As North Koreans use phones, state finds new ways to censor
Technology is giving North Korean authorities 'more modern forms of control' as they step up efforts to stop foreign content creeping in.
Washington: North Koreans have gained unprecedented connectedness with greater access to media and devices like cellphones over Kim Jong Un's five-year rule.
But private citizens' embrace of a state-controlled network has opened the way to unparalleled state censorship and surveillance in the long-isolated, totalitarian country.
A US-government-funded report, released today, said technology is giving North Korean authorities "more modern forms of control" as they step up efforts to stop foreign content creeping in.
"North Korea not only demonstrates technological sophistication but also has the ability to dictate what devices their citizens use, and they have complete control over hardware and software that essentially no other country does," said Nat Kretchun, co-author of the report by the consulting group Intermedia.
While the global explosion of network communications and internet use over the past two decades has provided surveillance opportunities for both authoritarian and democratic governments, North Korea's case is unique.
The communist government prohibits public access to the World Wide Web.

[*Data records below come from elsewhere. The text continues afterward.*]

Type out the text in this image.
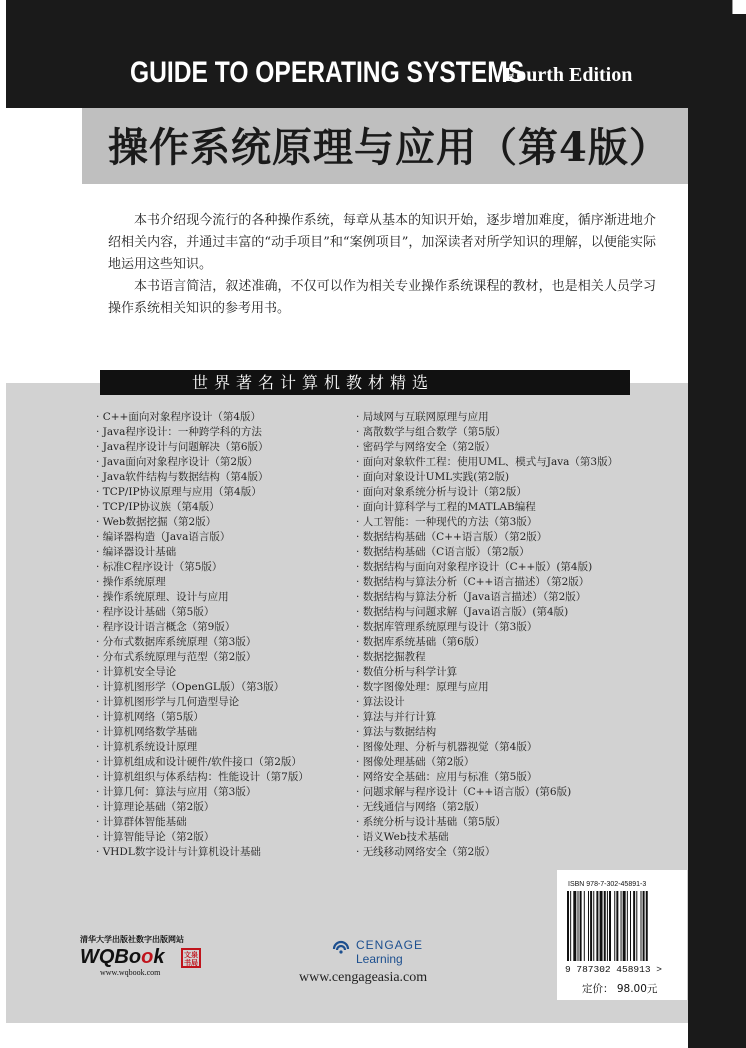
GUIDE TO OPERATING SYSTEMS
Fourth Edition
操作系统原理与应用（第4版）

本书介绍现今流行的各种操作系统，每章从基本的知识开始，逐步增加难度，循序渐进地介绍相关内容，并通过丰富的“动手项目”和“案例项目”，加深读者对所学知识的理解，以便能实际地运用这些知识。

本书语言简洁，叙述准确，不仅可以作为相关专业操作系统课程的教材，也是相关人员学习操作系统相关知识的参考用书。

世界著名计算机教材精选
· C++面向对象程序设计（第4版）
· Java程序设计：一种跨学科的方法
· Java程序设计与问题解决（第6版）
· Java面向对象程序设计（第2版）
· Java软件结构与数据结构（第4版）
· TCP/IP协议原理与应用（第4版）
· TCP/IP协议族（第4版）
· Web数据挖掘（第2版）
· 编译器构造（Java语言版）
· 编译器设计基础
· 标准C程序设计（第5版）
· 操作系统原理
· 操作系统原理、设计与应用
· 程序设计基础（第5版）
· 程序设计语言概念（第9版）
· 分布式数据库系统原理（第3版）
· 分布式系统原理与范型（第2版）
· 计算机安全导论
· 计算机图形学（OpenGL版）（第3版）
· 计算机图形学与几何造型导论
· 计算机网络（第5版）
· 计算机网络数学基础
· 计算机系统设计原理
· 计算机组成和设计硬件/软件接口（第2版）
· 计算机组织与体系结构：性能设计（第7版）
· 计算几何：算法与应用（第3版）
· 计算理论基础（第2版）
· 计算群体智能基础
· 计算智能导论（第2版）
· VHDL数字设计与计算机设计基础
· 局域网与互联网原理与应用
· 离散数学与组合数学（第5版）
· 密码学与网络安全（第2版）
· 面向对象软件工程：使用UML、模式与Java（第3版）
· 面向对象设计UML实践(第2版)
· 面向对象系统分析与设计（第2版）
· 面向计算科学与工程的MATLAB编程
· 人工智能：一种现代的方法（第3版）
· 数据结构基础（C++语言版）（第2版）
· 数据结构基础（C语言版）（第2版）
· 数据结构与面向对象程序设计（C++版）(第4版)
· 数据结构与算法分析（C++语言描述）（第2版）
· 数据结构与算法分析（Java语言描述）（第2版）
· 数据结构与问题求解（Java语言版）(第4版)
· 数据库管理系统原理与设计（第3版）
· 数据库系统基础（第6版）
· 数据挖掘教程
· 数值分析与科学计算
· 数字图像处理：原理与应用
· 算法设计
· 算法与并行计算
· 算法与数据结构
· 图像处理、分析与机器视觉（第4版）
· 图像处理基础（第2版）
· 网络安全基础：应用与标准（第5版）
· 问题求解与程序设计（C++语言版）(第6版)
· 无线通信与网络（第2版）
· 系统分析与设计基础（第5版）
· 语义Web技术基础
· 无线移动网络安全（第2版）
ISBN 978-7-302-45891-3
9 787302 458913 >
定价： 98.00元
清华大学出版社数字出版网站
WQBook	文泉
书局
www.wqbook.com
CENGAGE
Learning
www.cengageasia.com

Outside media trickles in, but with significant challenges.
The state's stranglehold over the flow of information was first subverted during a famine in the 1990s when informal markets emerged and citizens began trading with each other.
For the past decade or more, outside digital devices and content have flowed into North Korea across the border from China, enabling people to watch forbidden content, typically South Korean and Chinese soap operas.
The Intermedia report, which is based on interviews with North Korean defectors, refugees and travelers, found more such information making its way in over the past five years, notwithstanding Kim's intensified efforts to stop it. He took power after his father's death in late 2011 and has cracked down on smuggling and illicit viewing of foreign media.
Nearly every segment of society, from the elite in Pyongyang to farmers in inland areas, has access at least to televisions and DVD players, the report found. North Koreans have shifted toward using thumb drives instead of compact discs as they can hold more content and are easier to hide and share.